The financial statements of listed companies are a complete reporting system, which comprehensively reflects the company's financial status, operating results and cash flow. Including balance sheet, income statement, cash flow statement and related notes.
The balance sheet is an accounting statement showing the company's financial situation, which is compiled for shareholders and regulatory authorities, showing which assets the company holds at a certain point in time and the financing methods of these assets.
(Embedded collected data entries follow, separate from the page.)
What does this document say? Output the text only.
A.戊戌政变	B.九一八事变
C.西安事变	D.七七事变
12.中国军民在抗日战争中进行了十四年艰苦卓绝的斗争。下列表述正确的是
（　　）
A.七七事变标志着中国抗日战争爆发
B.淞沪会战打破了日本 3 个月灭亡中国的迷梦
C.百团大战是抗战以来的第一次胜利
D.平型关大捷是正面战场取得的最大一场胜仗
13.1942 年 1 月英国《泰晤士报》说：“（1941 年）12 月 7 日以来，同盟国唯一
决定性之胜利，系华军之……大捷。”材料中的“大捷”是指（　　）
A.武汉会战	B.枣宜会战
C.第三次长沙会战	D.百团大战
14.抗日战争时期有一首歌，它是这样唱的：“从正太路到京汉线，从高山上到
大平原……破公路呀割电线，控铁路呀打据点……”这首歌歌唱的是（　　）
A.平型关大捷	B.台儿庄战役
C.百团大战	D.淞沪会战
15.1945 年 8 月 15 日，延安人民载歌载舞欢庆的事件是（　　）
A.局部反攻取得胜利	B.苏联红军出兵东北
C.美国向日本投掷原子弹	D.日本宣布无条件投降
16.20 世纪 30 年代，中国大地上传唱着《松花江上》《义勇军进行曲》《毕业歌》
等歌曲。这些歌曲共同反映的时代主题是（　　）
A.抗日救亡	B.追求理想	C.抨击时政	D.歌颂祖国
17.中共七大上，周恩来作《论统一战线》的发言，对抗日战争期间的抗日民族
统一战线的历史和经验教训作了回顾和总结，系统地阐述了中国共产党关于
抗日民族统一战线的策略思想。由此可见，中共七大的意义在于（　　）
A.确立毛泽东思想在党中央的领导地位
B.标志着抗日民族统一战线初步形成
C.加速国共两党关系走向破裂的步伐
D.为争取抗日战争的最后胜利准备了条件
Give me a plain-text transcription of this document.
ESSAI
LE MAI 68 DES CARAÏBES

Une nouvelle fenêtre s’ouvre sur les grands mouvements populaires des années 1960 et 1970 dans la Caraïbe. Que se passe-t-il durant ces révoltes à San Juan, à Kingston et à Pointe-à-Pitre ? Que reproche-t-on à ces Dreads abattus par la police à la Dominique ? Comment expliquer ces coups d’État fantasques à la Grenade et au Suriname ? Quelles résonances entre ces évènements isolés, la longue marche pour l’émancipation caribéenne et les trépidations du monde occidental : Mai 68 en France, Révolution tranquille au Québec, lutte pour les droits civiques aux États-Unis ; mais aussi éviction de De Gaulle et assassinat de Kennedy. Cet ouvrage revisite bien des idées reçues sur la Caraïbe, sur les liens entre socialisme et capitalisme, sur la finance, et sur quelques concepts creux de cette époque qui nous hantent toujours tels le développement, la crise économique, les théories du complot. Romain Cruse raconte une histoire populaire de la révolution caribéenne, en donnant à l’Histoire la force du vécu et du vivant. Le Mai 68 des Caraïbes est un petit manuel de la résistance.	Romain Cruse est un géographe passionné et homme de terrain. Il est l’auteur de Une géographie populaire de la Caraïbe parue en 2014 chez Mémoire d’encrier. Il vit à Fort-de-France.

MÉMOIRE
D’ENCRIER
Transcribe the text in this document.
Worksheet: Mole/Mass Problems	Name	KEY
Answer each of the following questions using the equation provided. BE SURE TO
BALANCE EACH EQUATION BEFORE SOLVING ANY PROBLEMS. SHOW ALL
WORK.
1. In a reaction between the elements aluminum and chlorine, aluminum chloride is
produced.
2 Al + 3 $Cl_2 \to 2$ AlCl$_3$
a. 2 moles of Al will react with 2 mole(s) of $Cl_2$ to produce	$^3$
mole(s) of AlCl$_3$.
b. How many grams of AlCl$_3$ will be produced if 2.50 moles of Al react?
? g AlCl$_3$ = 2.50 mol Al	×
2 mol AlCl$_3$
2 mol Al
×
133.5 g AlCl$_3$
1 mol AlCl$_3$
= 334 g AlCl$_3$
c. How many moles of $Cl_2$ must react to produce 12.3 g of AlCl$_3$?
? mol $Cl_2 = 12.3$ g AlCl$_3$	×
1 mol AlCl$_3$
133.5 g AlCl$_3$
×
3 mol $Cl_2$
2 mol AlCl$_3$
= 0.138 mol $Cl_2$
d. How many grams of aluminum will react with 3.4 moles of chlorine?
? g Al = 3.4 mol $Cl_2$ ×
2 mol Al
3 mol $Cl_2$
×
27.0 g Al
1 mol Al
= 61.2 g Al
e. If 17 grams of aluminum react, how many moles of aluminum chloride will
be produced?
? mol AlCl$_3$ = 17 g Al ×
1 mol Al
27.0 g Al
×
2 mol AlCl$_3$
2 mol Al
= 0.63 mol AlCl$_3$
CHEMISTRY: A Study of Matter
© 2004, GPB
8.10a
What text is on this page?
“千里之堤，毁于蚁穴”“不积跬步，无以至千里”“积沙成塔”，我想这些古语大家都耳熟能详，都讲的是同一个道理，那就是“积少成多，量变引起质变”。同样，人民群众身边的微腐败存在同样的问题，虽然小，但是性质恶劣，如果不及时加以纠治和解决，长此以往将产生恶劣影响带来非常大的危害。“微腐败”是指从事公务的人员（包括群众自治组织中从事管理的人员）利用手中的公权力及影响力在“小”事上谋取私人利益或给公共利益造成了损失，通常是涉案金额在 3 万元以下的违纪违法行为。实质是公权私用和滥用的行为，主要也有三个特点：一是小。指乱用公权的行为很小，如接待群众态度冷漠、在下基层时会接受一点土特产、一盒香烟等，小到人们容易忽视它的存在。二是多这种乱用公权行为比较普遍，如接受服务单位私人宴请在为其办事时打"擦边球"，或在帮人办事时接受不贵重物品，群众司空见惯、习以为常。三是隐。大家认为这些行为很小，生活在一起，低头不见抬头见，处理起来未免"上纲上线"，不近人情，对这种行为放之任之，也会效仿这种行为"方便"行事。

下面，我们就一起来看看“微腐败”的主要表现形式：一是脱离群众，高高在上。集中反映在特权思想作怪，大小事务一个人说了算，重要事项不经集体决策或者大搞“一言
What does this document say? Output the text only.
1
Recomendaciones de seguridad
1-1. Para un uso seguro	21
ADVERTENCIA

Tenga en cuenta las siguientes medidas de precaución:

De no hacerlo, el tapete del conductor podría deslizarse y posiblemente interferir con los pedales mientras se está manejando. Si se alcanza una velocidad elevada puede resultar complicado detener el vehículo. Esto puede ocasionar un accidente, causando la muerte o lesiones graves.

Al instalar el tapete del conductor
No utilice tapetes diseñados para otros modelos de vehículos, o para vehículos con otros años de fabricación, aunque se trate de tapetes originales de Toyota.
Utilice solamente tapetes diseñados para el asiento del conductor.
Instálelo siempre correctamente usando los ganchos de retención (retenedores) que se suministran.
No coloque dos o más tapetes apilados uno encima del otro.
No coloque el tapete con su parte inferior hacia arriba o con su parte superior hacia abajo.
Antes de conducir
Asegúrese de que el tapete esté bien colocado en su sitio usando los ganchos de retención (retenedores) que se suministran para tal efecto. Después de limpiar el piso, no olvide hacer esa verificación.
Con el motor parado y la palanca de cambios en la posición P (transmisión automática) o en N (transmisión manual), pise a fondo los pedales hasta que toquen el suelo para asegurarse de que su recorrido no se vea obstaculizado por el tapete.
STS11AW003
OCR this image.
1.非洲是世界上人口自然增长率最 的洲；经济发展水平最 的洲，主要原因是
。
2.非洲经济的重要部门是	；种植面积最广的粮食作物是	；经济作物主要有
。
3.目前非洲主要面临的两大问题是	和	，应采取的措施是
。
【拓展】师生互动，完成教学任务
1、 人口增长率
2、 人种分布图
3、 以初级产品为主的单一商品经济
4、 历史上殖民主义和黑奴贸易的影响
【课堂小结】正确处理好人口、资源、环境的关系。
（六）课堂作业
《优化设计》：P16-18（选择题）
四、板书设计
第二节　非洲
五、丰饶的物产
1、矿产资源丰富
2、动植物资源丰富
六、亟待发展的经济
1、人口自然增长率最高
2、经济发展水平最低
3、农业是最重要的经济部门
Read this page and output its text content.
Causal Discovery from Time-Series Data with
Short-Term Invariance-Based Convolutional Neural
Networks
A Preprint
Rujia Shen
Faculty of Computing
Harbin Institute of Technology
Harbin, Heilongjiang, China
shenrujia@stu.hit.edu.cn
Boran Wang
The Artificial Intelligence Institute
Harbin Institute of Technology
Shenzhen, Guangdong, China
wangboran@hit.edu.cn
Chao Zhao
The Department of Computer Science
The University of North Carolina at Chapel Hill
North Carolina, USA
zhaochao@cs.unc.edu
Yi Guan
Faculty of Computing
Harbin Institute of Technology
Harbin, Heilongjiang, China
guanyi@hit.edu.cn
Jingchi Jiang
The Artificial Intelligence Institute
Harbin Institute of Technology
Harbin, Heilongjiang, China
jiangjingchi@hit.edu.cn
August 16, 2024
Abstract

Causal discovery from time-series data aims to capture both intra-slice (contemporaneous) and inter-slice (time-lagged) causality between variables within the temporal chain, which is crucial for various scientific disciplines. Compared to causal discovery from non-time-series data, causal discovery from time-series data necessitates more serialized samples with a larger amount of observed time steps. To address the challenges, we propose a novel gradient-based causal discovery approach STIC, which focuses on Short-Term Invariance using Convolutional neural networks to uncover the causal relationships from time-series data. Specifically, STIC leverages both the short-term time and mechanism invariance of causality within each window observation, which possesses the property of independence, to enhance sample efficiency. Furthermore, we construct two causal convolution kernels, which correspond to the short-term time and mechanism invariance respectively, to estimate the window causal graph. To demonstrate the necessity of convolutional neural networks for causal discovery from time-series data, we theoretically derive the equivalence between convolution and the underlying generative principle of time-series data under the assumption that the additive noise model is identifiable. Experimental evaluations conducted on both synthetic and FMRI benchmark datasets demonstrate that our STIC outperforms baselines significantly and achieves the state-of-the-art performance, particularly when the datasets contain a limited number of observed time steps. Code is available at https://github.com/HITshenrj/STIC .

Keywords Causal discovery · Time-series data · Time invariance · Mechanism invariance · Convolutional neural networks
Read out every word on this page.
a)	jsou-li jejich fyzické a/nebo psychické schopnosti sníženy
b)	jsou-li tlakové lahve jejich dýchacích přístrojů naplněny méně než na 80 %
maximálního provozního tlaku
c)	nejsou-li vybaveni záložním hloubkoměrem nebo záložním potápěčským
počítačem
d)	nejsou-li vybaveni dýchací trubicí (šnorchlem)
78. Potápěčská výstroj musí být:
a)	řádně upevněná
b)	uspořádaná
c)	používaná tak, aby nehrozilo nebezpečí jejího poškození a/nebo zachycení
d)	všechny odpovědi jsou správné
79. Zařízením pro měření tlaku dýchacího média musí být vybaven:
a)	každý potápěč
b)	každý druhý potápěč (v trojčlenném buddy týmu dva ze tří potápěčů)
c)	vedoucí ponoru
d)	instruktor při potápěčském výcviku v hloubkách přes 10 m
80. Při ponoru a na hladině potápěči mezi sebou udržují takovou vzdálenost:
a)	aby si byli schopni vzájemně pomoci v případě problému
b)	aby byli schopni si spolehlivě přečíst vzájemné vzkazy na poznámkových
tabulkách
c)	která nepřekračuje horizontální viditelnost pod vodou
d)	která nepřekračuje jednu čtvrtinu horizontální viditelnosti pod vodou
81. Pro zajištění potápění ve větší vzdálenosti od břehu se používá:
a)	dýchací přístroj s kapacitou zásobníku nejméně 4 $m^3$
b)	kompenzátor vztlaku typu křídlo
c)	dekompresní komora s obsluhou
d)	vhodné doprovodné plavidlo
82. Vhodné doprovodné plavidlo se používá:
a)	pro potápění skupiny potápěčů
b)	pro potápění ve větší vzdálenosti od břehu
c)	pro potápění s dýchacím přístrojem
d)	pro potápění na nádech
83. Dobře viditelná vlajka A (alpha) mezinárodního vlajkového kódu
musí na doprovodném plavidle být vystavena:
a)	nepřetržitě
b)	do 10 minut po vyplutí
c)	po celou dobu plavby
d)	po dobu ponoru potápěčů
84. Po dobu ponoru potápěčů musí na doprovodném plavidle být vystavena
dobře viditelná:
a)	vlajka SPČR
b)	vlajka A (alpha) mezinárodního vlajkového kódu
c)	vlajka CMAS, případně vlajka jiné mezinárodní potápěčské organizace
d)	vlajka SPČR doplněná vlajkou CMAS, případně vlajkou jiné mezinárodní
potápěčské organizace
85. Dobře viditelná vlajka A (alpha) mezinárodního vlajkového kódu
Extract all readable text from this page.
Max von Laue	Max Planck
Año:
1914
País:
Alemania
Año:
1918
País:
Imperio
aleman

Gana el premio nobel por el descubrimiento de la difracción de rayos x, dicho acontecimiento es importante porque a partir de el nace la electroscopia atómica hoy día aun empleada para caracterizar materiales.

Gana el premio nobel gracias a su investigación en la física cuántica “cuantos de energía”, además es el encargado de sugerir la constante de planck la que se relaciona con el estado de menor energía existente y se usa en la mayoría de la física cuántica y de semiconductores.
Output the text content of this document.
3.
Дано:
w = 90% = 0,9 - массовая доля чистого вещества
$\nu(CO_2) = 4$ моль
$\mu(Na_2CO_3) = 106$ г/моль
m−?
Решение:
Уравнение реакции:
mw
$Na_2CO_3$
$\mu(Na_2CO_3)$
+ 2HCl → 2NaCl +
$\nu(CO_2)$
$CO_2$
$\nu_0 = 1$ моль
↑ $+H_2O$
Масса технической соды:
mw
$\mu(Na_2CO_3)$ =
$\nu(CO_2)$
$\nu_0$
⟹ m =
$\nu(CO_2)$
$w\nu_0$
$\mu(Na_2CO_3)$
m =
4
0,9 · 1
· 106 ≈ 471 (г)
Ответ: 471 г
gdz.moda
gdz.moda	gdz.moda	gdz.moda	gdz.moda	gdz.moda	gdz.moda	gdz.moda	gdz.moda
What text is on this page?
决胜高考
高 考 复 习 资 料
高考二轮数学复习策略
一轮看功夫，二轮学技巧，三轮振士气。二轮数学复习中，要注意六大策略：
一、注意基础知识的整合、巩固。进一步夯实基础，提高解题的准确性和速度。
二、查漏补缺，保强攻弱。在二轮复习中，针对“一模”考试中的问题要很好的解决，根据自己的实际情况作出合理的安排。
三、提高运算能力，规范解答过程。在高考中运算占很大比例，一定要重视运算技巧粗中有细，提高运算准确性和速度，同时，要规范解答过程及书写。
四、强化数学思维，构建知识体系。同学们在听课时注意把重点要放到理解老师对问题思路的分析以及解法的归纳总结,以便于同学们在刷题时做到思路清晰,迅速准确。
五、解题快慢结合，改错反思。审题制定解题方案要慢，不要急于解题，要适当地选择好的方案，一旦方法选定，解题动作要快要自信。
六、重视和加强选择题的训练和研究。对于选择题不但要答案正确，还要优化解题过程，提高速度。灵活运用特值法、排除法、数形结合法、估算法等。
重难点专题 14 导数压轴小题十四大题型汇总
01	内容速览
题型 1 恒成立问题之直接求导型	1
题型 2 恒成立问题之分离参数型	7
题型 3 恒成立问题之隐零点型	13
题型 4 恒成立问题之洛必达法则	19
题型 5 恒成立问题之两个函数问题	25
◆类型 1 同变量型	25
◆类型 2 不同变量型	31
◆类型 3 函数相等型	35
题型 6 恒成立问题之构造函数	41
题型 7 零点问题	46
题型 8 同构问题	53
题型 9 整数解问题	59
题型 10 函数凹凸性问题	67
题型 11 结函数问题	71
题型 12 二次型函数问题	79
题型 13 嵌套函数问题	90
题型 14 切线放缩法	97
The items that should be focused on are: monetary funds (indicating the cash flow owned by the company, which is related to the life and death of the enterprise), accounts received in advance (the actual profit that the company can realize in the future), accounts receivable and inventory.
We should also pay attention to indicators reflecting short-term solvency, such as current ratio and quick ratio, and indicators reflecting long-term solvency, such as debt ratio.
The income statement provides information about the company's income, expenses, profits and losses. It can be used to analyze the company's past operating conditions and judge how to operate in the future.
Using the financial data in this table to calculate the financial ratio of the company's operating ability is a crucial link, in which profitability, operating profit margin, gross profit margin and return on net assets are more noteworthy indicators.
Cash flow statement refers to the company's cash receipts and payments in a specific period, which is the basis for evaluating the company's solvency and business development. Among them, we should focus on the financing structure, the proportion of self-owned funds and operating cash flow of enterprises.
Notes to financial statements and related schedules include information such as the nature of the company, accounting policies and methods of preparing financial statements, as well as relevant information that may affect the company's future financial status and performance.
Return on net assets (net profit/average net assets) is the most critical index to measure the profitability and quality of enterprises. It can eliminate the influence of company size and directly reflect the return to shareholders, which is more real than other indicators.
Price-earnings ratio (share price/earnings per share) is one of the most basic and important indicators to estimate the value of common stock.
This indicator has different standards in different countries and industries. It is generally believed that it is normal to keep the ratio between 20 and 30. Too small means that the stock price is low, the risk is small and it is worth buying.
If it is too large, it means that the stock price is high and risky, so be cautious when buying. However, the profit growth of enterprises is not static and cannot be generalized absolutely.
The cash flow statement mainly includes three cash flows:
1. Operating cash flow, which reflects the daily business activities of the enterprise, belongs to the enterprise? Autologous hematopoiesis? Function;
Ii. investment cash flow, which reflects the buying and selling of fixed assets and securities and the merger and acquisition of other enterprises, belongs to enterprises? Blood transfusion? Function of;
Three, financing cash flow reflects the enterprise through the issuance of stocks and bonds to raise funds, which belongs to? Receive a blood transfusion? The function of.
Among them, operating cash flow is the most noteworthy part of the cash flow statement.
In addition, the ratio analysis method is of little significance in isolation. Vertical comparison with the company in different periods and horizontal comparison with other companies in the same industry are the correct methods to analyze financial statements.